The story is about as bleak as it gets, and for that reason it’s rigorous going, listening day after day. But somehow it’s also compelling, thanks to Boyle’s wit and ever-shimmering writing style.
If Boyle has been compared to Dickens before because of his vivid characters and his tales well-told, now he moves into the realm of Swift with satire about as biting as it gets.
In the past, the only audio versions of Boyle’s novels were three-hour abridgments. Listeners had the benefit of hearing Boyle read them himself, which is a treat, but we never got the whole thing.
Last year, Books on Tape started to catch up with unabridged recordings of a few older Boyle novels. And with “The Tortilla Curtain,” both BOT and Recorded Books have done recordings.
Each is true to its company philosophy. The BOT recording (15 hours, $80 purchase, $12.95 rental), is blander, less interpretive. Michael Russotto reads. Recorded Books’ Barbara Rosenblat turns in a performance worthy of the stage (13.5 hours, $79 purchase, $17.50 rental). Take your pick.
But each pronounces a central character’s name differently. The California wife is Kyra, and Russotto pronounces the first syllable to rhyme with “ear,” as in “KEE-ruh.” Rosenblat pronounces it to rhyme with “eye,” as in “KIE-ruh.”
Somebody’s wrong here, and for no good reason.
It’s not as if Boyle lives on a different planet–although sometimes his razzmatazz might make it seem like he does.
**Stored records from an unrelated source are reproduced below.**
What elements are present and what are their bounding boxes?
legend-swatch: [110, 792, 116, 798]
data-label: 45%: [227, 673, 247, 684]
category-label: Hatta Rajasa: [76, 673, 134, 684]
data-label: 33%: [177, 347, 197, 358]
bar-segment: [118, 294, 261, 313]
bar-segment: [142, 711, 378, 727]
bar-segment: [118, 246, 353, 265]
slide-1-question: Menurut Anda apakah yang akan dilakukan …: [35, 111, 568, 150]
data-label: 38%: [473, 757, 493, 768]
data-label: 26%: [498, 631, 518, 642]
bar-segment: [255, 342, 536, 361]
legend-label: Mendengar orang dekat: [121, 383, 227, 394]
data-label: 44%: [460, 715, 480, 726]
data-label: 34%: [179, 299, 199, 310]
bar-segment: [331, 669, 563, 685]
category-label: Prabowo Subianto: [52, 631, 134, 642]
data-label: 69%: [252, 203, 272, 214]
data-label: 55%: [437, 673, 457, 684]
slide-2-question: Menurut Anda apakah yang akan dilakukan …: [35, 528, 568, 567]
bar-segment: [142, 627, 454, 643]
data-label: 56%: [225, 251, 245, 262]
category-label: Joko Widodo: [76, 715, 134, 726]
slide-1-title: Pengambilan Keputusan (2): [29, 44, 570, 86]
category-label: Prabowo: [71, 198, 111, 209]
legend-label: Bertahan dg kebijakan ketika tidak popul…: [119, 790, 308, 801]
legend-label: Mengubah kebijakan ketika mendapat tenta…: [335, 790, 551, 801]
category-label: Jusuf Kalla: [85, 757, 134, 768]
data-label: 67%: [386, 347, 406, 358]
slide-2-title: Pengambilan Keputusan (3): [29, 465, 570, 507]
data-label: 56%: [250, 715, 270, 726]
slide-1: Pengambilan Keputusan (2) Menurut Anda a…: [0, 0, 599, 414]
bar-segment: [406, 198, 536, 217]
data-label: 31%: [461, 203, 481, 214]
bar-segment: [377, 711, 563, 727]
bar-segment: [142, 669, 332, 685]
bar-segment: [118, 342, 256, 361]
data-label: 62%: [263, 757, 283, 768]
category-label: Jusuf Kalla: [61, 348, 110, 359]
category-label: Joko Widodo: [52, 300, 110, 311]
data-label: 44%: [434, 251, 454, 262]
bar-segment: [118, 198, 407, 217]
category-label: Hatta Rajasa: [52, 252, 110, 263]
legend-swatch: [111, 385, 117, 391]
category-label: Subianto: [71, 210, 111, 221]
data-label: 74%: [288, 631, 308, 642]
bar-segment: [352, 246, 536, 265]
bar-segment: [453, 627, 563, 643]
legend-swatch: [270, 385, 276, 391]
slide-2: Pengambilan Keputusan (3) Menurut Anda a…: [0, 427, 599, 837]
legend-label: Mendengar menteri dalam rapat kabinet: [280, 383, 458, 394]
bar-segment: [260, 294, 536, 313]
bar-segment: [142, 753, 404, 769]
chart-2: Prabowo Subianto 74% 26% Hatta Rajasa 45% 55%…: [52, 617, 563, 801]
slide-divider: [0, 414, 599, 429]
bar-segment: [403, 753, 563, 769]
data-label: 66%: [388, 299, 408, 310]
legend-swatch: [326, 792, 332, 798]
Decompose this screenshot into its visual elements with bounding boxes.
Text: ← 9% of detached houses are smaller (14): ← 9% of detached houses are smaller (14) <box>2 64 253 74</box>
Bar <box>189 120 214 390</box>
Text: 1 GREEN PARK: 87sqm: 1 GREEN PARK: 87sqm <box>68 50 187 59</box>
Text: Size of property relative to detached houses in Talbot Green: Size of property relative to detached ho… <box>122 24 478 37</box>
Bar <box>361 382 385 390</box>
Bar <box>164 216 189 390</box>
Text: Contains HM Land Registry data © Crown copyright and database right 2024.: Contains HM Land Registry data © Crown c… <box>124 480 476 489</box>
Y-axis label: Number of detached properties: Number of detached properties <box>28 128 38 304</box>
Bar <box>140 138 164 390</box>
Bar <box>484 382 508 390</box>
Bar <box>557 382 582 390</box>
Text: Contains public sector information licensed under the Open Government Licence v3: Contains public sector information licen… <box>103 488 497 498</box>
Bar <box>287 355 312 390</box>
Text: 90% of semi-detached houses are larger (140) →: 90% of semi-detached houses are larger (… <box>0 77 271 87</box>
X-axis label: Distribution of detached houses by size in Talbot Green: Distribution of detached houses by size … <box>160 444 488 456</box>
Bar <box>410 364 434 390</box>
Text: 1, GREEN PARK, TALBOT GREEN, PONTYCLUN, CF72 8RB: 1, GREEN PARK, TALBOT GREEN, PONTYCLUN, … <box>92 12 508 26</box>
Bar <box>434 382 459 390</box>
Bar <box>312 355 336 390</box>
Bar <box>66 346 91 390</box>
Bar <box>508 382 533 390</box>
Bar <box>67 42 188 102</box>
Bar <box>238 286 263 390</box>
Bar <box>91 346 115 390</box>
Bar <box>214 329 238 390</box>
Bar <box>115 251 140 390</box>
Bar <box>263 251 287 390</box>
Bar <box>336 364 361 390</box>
All they had to do anyway was shell out a measly $16.95 to pick up the abridged version, published by Audio Renaissance last fall, because Boyle reads it himself in his trademark animated style.
Sure enough, there he is, pronouncing it KIE-ruh. The first syllable rhyming with “eye.”
Pronouncing it wrong is really slipshod. If the industry keeps this up, there goes the credibility of audio.
Fast forward: David Suchet, the definitive Hercule Poirot on public television, reads an unabridged version of Agatha Christie’s first Poirot novel, “The Mysterious Affair at Styles” (6 hours, $22.95) for Audio Partners.
Anne Rice keeps churning them out, and producers keep recording them. Michael Cumpsty reads the abridged version of her latest, “Servant of the Bones” (4 hours, $24) for Random House.